## How to Find a Pandas Row with the Closest Profile

In pandas, it is often necessary to find a row in a DataFrame that closely matches a given profile or criteria. This can be achieved by calculating the distance between the target profile and each row in the DataFrame, and then selecting the row with the smallest distance.

Let’s consider a hypothetical scenario where we have a DataFrame containing information about students, such as their age, height, and weight.
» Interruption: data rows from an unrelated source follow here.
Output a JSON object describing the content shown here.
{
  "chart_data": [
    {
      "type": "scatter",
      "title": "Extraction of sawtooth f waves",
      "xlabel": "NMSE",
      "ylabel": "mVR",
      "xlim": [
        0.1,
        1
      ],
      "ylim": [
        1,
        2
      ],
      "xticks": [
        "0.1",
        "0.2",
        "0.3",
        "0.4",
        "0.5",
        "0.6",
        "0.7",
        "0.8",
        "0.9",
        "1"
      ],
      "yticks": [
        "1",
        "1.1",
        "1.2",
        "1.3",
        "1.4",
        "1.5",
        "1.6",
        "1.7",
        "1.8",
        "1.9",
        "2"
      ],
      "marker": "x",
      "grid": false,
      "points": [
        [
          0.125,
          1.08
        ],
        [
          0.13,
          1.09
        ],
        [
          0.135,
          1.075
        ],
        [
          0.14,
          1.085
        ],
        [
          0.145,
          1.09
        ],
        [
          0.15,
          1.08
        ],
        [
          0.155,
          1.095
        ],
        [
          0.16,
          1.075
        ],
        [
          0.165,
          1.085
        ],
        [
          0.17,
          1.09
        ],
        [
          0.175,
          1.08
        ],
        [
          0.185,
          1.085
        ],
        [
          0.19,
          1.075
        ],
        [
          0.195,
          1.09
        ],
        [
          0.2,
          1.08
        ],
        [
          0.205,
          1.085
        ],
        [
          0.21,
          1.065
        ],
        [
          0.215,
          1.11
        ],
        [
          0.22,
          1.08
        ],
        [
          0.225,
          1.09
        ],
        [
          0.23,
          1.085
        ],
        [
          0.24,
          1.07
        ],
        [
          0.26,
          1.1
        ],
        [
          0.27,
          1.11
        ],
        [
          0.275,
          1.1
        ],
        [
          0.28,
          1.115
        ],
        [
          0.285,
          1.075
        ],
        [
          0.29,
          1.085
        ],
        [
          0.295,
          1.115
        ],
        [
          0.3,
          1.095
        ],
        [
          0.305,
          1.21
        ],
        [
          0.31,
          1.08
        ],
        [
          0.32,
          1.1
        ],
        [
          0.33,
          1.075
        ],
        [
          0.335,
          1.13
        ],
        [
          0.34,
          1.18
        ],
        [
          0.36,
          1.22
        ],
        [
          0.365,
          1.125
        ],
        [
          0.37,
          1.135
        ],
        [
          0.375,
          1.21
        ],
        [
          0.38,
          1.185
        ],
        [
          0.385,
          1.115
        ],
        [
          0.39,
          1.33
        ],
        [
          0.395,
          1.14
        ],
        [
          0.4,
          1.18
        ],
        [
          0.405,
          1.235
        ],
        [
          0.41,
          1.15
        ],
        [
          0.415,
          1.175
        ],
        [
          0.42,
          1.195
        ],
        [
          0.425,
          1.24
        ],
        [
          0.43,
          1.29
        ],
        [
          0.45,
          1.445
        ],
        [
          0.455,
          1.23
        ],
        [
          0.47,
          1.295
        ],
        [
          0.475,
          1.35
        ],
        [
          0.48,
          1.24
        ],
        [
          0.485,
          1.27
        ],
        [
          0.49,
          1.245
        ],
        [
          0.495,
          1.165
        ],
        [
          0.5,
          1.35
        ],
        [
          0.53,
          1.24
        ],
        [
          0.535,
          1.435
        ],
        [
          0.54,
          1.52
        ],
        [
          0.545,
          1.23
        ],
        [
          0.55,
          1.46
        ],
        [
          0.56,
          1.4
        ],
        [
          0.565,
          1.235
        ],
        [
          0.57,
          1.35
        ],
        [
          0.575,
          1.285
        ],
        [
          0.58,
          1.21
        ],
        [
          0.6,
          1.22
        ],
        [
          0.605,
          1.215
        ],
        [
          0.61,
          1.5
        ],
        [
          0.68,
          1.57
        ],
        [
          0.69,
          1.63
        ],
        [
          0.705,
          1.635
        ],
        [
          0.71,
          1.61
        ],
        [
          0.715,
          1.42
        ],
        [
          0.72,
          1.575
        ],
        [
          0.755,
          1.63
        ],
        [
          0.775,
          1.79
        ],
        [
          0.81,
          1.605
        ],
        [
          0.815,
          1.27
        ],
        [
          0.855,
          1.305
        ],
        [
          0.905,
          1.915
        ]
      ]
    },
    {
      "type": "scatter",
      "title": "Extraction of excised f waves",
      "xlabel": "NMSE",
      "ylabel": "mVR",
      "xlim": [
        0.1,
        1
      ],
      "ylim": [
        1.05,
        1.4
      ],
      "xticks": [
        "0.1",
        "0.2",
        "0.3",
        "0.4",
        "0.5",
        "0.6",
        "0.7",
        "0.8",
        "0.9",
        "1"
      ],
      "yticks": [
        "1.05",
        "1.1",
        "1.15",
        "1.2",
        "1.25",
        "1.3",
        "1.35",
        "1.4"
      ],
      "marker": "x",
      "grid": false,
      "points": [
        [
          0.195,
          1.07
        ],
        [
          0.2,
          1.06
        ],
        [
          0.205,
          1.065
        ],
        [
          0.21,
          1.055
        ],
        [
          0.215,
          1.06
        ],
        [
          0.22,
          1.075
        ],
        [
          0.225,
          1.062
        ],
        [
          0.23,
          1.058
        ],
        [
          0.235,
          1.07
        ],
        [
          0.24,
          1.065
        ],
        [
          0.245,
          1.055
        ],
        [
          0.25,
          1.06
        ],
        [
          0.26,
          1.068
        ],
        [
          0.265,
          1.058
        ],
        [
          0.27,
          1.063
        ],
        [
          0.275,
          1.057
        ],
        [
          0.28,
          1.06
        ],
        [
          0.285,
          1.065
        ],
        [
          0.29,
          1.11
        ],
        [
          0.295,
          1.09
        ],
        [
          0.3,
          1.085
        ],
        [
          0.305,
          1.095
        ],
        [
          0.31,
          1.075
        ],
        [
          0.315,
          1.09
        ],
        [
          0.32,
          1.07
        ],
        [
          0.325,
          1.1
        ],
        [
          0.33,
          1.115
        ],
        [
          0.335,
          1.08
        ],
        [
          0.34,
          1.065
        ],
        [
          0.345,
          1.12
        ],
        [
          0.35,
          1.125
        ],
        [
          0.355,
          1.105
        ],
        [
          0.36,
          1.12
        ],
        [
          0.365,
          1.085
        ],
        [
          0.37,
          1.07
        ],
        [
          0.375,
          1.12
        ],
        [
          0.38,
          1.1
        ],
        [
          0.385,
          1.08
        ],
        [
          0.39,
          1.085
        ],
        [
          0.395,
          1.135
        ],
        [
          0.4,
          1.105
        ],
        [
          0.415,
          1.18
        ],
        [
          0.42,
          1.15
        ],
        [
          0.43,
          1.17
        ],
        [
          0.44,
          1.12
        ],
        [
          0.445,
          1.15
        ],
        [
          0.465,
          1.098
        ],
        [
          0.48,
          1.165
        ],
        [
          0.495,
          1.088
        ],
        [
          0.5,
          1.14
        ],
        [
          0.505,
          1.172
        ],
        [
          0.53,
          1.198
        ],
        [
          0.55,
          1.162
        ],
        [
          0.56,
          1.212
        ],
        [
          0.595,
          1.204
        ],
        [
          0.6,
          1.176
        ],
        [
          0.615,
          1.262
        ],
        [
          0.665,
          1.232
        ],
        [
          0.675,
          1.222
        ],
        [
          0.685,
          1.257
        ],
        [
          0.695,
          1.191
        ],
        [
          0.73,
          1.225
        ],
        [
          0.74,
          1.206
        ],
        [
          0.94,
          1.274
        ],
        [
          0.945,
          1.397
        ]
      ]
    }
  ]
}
We want to find the student whose profile is closest to a given set of target values.

Here is how you can achieve this using pandas:

### Step 1: Create a Sample DataFrame

import pandas as pd

data = {'Name': ['Alice', 'Bob', 'Charlie', 'David'],

'Age': [20, 22, 21, 25],

'Height': [165, 170, 168, 175],

'Weight': [60, 65, 62, 70]}

df = pd.DataFrame(data)

print(df)

### Step 2: Define Target Profile

Let’s say our target profile is:

target_profile = {'Age': 23,

'Height': 172,

'Weight': 68}

### Step 3: Calculate Distance

We will calculate the Euclidean distance between the target profile and each row in the DataFrame. The formula for Euclidean distance is:

\[ \sqrt{(x_1 – x_2)^2 + (y_1 – y_2)^2 + (z_1 – z_2)^2} \]
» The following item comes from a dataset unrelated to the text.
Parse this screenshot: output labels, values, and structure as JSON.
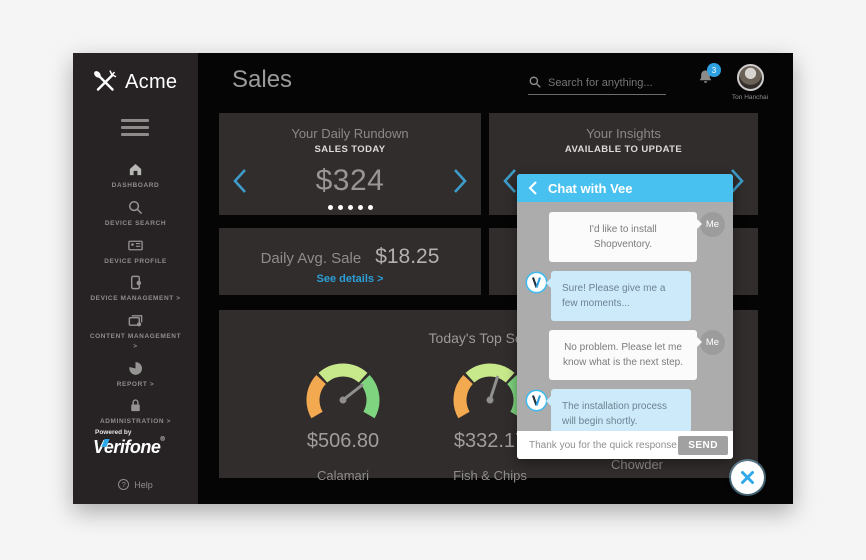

df['Distance'] = ((df['Age'] - target_profile['Age']) ** 2 +

(df['Height'] - target_profile['Height']) ** 2 +

(df['Weight'] - target_profile['Weight']) ** 2) ** 0.5

print(df)

### Step 4: Find Row with Closest Profile

closest_row = df.loc[df['Distance'].idxmin()]

print("Closest Row:")

print(closest_row)

In this example, Alice has the closest profile to our target values.
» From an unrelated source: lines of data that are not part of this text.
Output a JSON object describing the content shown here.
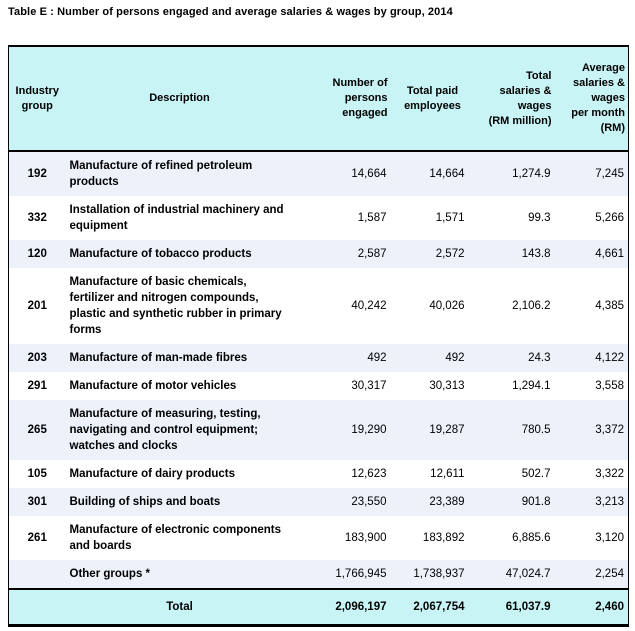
{
  "title": "Table E : Number of persons engaged and average salaries & wages by group, 2014",
  "colors": {
    "header_bg": "#c9f4f5",
    "row_alt_bg": "#edf2fa",
    "row_bg": "#ffffff",
    "border": "#000000",
    "text": "#000000"
  },
  "table": {
    "headers": {
      "industry_group": "Industry\ngroup",
      "description": "Description",
      "persons_engaged": "Number of\npersons\nengaged",
      "paid_employees": "Total paid\nemployees",
      "total_salaries": "Total\nsalaries &\nwages\n(RM million)",
      "avg_salaries": "Average\nsalaries &\nwages\nper month\n(RM)"
    },
    "rows": [
      {
        "code": "192",
        "description": "Manufacture of refined petroleum products",
        "persons": "14,664",
        "paid": "14,664",
        "salaries": "1,274.9",
        "avg": "7,245"
      },
      {
        "code": "332",
        "description": "Installation of industrial machinery and equipment",
        "persons": "1,587",
        "paid": "1,571",
        "salaries": "99.3",
        "avg": "5,266"
      },
      {
        "code": "120",
        "description": "Manufacture of tobacco products",
        "persons": "2,587",
        "paid": "2,572",
        "salaries": "143.8",
        "avg": "4,661"
      },
      {
        "code": "201",
        "description": "Manufacture of basic chemicals, fertilizer and nitrogen compounds, plastic and synthetic rubber in primary forms",
        "persons": "40,242",
        "paid": "40,026",
        "salaries": "2,106.2",
        "avg": "4,385"
      },
      {
        "code": "203",
        "description": "Manufacture of man-made fibres",
        "persons": "492",
        "paid": "492",
        "salaries": "24.3",
        "avg": "4,122"
      },
      {
        "code": "291",
        "description": "Manufacture of motor vehicles",
        "persons": "30,317",
        "paid": "30,313",
        "salaries": "1,294.1",
        "avg": "3,558"
      },
      {
        "code": "265",
        "description": "Manufacture of measuring, testing, navigating and control equipment; watches and clocks",
        "persons": "19,290",
        "paid": "19,287",
        "salaries": "780.5",
        "avg": "3,372"
      },
      {
        "code": "105",
        "description": "Manufacture of dairy products",
        "persons": "12,623",
        "paid": "12,611",
        "salaries": "502.7",
        "avg": "3,322"
      },
      {
        "code": "301",
        "description": "Building of ships and boats",
        "persons": "23,550",
        "paid": "23,389",
        "salaries": "901.8",
        "avg": "3,213"
      },
      {
        "code": "261",
        "description": "Manufacture of electronic components and boards",
        "persons": "183,900",
        "paid": "183,892",
        "salaries": "6,885.6",
        "avg": "3,120"
      },
      {
        "code": "",
        "description": "Other groups *",
        "persons": "1,766,945",
        "paid": "1,738,937",
        "salaries": "47,024.7",
        "avg": "2,254"
      }
    ],
    "total": {
      "label": "Total",
      "persons": "2,096,197",
      "paid": "2,067,754",
      "salaries": "61,037.9",
      "avg": "2,460"
    }
  }
}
## Examples in Different Programming Languages:

### Python:

import pandas as pd

# Create sample DataFrame

data = {'Name': ['Alice', 'Bob', 'Charlie', 'David'],

'Age': [20, 22, 21,25],

'Height':[165 ,170 ,168 ,175],

'Weight':[60 ,65 ,62 ,70]}

df = pd.DataFrame(data)

# Define target profile

target_profile = {'Age':23,'Height':172,'Weight' :68}

# Calculate Euclidean Distance

df['Distance'] = ((df['Age']-target_profile['Age'])**2 +

(df['Height']-target_profile['Height'])**2 +

(df['Weight']-target_profile['Weight'])**2)**0.5

# Find Closest Row

closest_row= df.loc[df[‘Distance’].idxmin()]

print("Closest Row:")

print(closest_row)

### R:

library(dplyr)

# Create sample data frame

data <- data.frame(Name=c('Alice','Bob','Charlie','David'),

Age=c(20L,22L,,21L),

Height=c(165L,,170L,,168L,,175L),

Weight=c(60L,,65L,,62L,,70))

# Define target profile

target_profile <- list(Age=23,

Height=172,

Weight=68)

# Calculate Euclidean Distance

data % mutate(Distance=sqrt((Age-target_profile$Age)^2 +

(Height-target_profile$Height)^2 +

(Wight-target_profilw$Wight)^))

# Find Closest Row

closest_row % filter(Distance==min(Distance))

cat("Closest Row:\n")

print(closest_row)

This is how you can find a pandas row with the closest profile using Python and R programming languages.